Altered Antibody Response to Epstein-Barr Virus in Patients With Rheumatoid Arthritis and Healthy Subjects Predisposed to the Disease. A Twin Study.

Objectives: To study Epstein-Barr virus (EBV) antibody patterns in twin individuals with rheumatoid arthritis (RA) and their healthy co-twins, and to determine the heritability of antibody responses against the EBV encoded EBNA1 protein.Methods: Isotypes of EBNA1 antibodies were measured in 137 RA affected- and 150 healthy twin pairs.
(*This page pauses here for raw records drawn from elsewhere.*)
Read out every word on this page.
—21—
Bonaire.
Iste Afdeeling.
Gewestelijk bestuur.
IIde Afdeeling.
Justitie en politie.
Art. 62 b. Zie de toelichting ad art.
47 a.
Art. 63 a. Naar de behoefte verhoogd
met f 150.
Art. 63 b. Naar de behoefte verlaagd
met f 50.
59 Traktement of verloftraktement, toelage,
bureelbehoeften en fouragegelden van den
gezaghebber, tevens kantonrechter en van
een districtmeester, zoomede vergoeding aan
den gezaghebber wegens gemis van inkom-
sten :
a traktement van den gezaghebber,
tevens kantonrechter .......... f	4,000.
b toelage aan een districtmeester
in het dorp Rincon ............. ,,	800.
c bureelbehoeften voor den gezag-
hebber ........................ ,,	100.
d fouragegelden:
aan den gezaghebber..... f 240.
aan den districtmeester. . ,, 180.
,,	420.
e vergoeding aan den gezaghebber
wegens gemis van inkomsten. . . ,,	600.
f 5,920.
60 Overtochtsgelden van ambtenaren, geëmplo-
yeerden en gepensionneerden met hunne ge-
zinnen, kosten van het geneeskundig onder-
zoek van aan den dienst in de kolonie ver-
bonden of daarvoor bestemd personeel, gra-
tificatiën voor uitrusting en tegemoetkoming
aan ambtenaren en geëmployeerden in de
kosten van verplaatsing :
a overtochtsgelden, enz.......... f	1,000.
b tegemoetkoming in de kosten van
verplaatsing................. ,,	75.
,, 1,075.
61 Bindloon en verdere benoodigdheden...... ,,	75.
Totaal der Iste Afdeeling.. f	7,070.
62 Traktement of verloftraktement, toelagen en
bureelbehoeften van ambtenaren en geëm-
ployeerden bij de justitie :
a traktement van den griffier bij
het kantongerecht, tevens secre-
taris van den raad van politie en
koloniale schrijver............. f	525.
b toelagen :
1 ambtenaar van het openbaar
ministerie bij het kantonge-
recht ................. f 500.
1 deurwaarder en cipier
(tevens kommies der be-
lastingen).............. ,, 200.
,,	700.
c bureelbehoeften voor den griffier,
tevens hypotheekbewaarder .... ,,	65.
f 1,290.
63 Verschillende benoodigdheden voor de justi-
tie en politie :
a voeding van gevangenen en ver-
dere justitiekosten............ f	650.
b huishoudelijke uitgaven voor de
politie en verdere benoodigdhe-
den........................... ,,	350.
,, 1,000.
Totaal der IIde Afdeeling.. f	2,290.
We estimated the effect of RA and RA predisposition, anti-citrullinated antibodies (ACPA), IgM rheumatoid factor (RF), the shared epitope (SE) and the PTPN22-T allele (PTPN22) on the level of EBNA1 antibodies. We also determined the heritability of EBNA1 antibody levels.Results: IgA-EBNA1 antibody levels were increased in twins from RA discordant twin pairs irrespective of RA, ACPA or IgM-RF status. The IgG-EBNA1 antibody level was elevated in healthy co-twins from RA discordant twin pairs but not in RA affected twins. The IgM-EBNA1 antibody level was elevated in both RA twins and their healthy co-twins. The effect of RA on the IgA-EBNA1 antibody level was reversed when SE was present and with no effect of PTPN22. The heritability of IgA-, IgG- and IgM-EBNA1 antibody level was 40.6, 65.5, and 54.3%, with no effect of environment shared by the twins.Conclusion: EBNA1 antibody levels are distinctively different between patients with RA and healthy subjects but also between relatives of RA strongly predisposed to RA and healthy subjects. The high level of IgA EBNA1 antibodies associated with RA and a family predisposition to RA is attributable to both genetics incl. the shared epitope and environmental variation.